If you can't get to Wembley, or you can't get decent tickets, you can always listen to the radio commentaries that emanated from the BBC and ITV press boxes rammed right up under the roofline.
1966. "Twenty seconds, twenty seconds and it's Hurst. And Bell is shouting for it on the right here; and there's people on the pitch at the moment. Yes! A goal by Hurst. A goal by Hurst. Number four. And the England players are going down on the turf hugging each other, on their hands and knees. And here it is, number four for England."
Early nineties. “Free kick to Spurs, thirty yards from goal. Paul Gascoigne is lined up from a central position. Gascoigne moving towards it now, …drives it in direct. Ohhh ! What a great goal from Paul Gascoigne !"
More nineties. "Rosenthal, down the right, scampering in field across the face of the penalty area; he tees it up, left footed. He's found the net again. It's two in ninety seconds for Ronny Rosenthal. And Tottenham are right back in this match, right back in the F.A. Cup and right back on the Wembley trail.
In my later youth Wembley's Empire Pool / Arena added to my sporting festivities. The Arena lobbed in boxing to garnish my football.
At the Arena once, Frank Bruno belted Gerry Coetzee so hard in round one that the bloke landed on the commentator's table outiside the ring. We heard the drinks glasses fall off and smash on the floor, three rows back back. And Gerry "oofffing oooffing" through semi consciousness.
I met Gerry in a bar in Jo’burg some years ago. He remembered the exchange.
The Arena was where I listened to Charlie Magri’s wife sobbing and screaming “Oh No Charlie” through every one of his twelve three minutes. Why didn’t she just stop home?
Aye, the Arena had its own sounds too.
Unlike Charlie’s wife who had a limo to take her to Wembley, and Alan Minter who had an ambulance to take him home after the heinous Marvin Hagler episode (Harry Carpenter commentates, "and people are throwing beer cans.... one's landed on me... and I'm smothered in beer....') it is most likely that you’ll get to and away from the sacred Wembley grass and canvas on a Tube train.

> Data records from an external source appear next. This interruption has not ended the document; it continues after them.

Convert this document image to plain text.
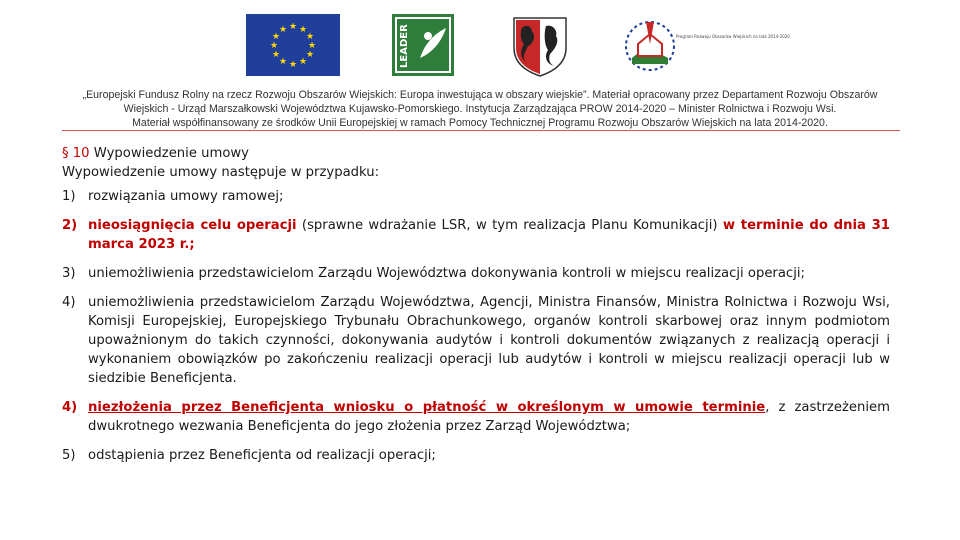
★ ★
★
★
★
★
★
★
★
★
★
★	LEADER	Program Rozwoju Obszarów Wiejskich na lata 2014-2020
„Europejski Fundusz Rolny na rzecz Rozwoju Obszarów Wiejskich: Europa inwestująca w obszary wiejskie”. Materiał opracowany przez Departament Rozwoju Obszarów
Wiejskich - Urząd Marszałkowski Województwa Kujawsko-Pomorskiego. Instytucja Zarządzająca PROW 2014-2020 – Minister Rolnictwa i Rozwoju Wsi.
Materiał współfinansowany ze środków Unii Europejskiej w ramach Pomocy Technicznej Programu Rozwoju Obszarów Wiejskich na lata 2014-2020.

§ 10 Wypowiedzenie umowy

Wypowiedzenie umowy następuje w przypadku:

1) rozwiązania umowy ramowej;
2) nieosiągnięcia celu operacji (sprawne wdrażanie LSR, w tym realizacja Planu Komunikacji) w terminie do dnia 31 marca 2023 r.;
3) uniemożliwienia przedstawicielom Zarządu Województwa dokonywania kontroli w miejscu realizacji operacji;
4) uniemożliwienia przedstawicielom Zarządu Województwa, Agencji, Ministra Finansów, Ministra Rolnictwa i Rozwoju Wsi, Komisji Europejskiej, Europejskiego Trybunału Obrachunkowego, organów kontroli skarbowej oraz innym podmiotom upoważnionym do takich czynności, dokonywania audytów i kontroli dokumentów związanych z realizacją operacji i wykonaniem obowiązków po zakończeniu realizacji operacji lub audytów i kontroli w miejscu realizacji operacji lub w siedzibie Beneficjenta.
4) niezłożenia przez Beneficjenta wniosku o płatność w określonym w umowie terminie, z zastrzeżeniem dwukrotnego wezwania Beneficjenta do jego złożenia przez Zarząd Województwa;
5) odstąpienia przez Beneficjenta od realizacji operacji;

You'll alight at Wembley Park. And again, this is what Neil couldn’t get quite right. You won't get a clickety clack. The beautiful Wembley noise you'll have as the train rumble doors open will come from a station announcer. In a slightly distorted tannoy voice he'll say… authoritatively....
"Mind The Gap. M i i i i i i nd ... the Gap.”
That one’s also in London’s top ten historic noise charts.
You can demolish the original towers and you can take away the flagpoles. You can even dismantle that ridiculous empire. But you'll never ever silence our sound-dom.
* The soundtrack on this video is "Abide Wth Me," Henry Lyte's famous hymn. It's been sung before every Wembley FA Cup Final since 1927.
"Abide with me, fast falls the eventide
The darkness deepens, Lord, with me abide
When other helpers fail and comforts flee
Help of the helpless, O abide with me
"Hold now your cross before my closing eyes
Shine through the gloom and point me to the skies
Heaven’s morning breaks and earth’s vain shadows flee
In life, in death, O Lord, abide with me."